Surtout que pour ne rien gâcher, Gervais n'hésite pas à doubler la dose avec son humour volontairement maladroit et indélicat - pour ne pas dire franchement vulgaire -, tant il sait pertinemment que c'est dans la colère et la dépression qui rongent Tony qu'ironiquement, son écriture comique tire toute sa force, cette juxtaposition magique entre la douceur désemparée de ceux qui émaillent son quotidien (de Matt son patron/beau-frère, au loser perpétuel Brian, en passant par le wannabe comédien James, l'attachante Kath ou la jeune Colleen et son désespoir terre-à-terre dans lequel Tony se reconnaît) et son désir torturé de s'en prendre au monde.

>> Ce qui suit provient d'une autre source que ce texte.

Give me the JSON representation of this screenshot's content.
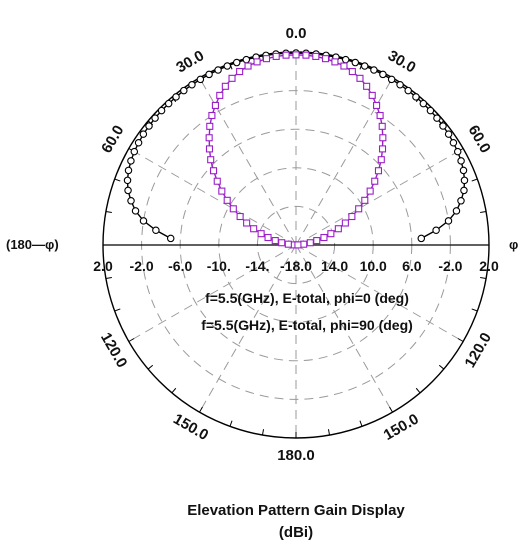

Copyright Natalie Seery/Netflix
Si le pathétique et le cynisme se mêlent toujours autant à la mélancolie, la solitude et le désespoir, il y a tout de même un message d'optimisme sous-jacent qui se dégage de ce - potentiel - final, cette idée qu'il faut savoir vivre dans l'instant, de profiter de la beauté et des opportunités de la vie même quand elle nous éprouve par sa dureté.
Et peut-être plus encore que sur les deux précédentes saisons, Gervais pointe l'importance de la bienveillance et de l'entraide pour mieux tirer le meilleur parti de la brièveté de nos existences, dans une étreinte à la fois douce-amère et magnifiquement humaine.
Définitivement, l'une des plus belles réussites du giron séries de Netflix.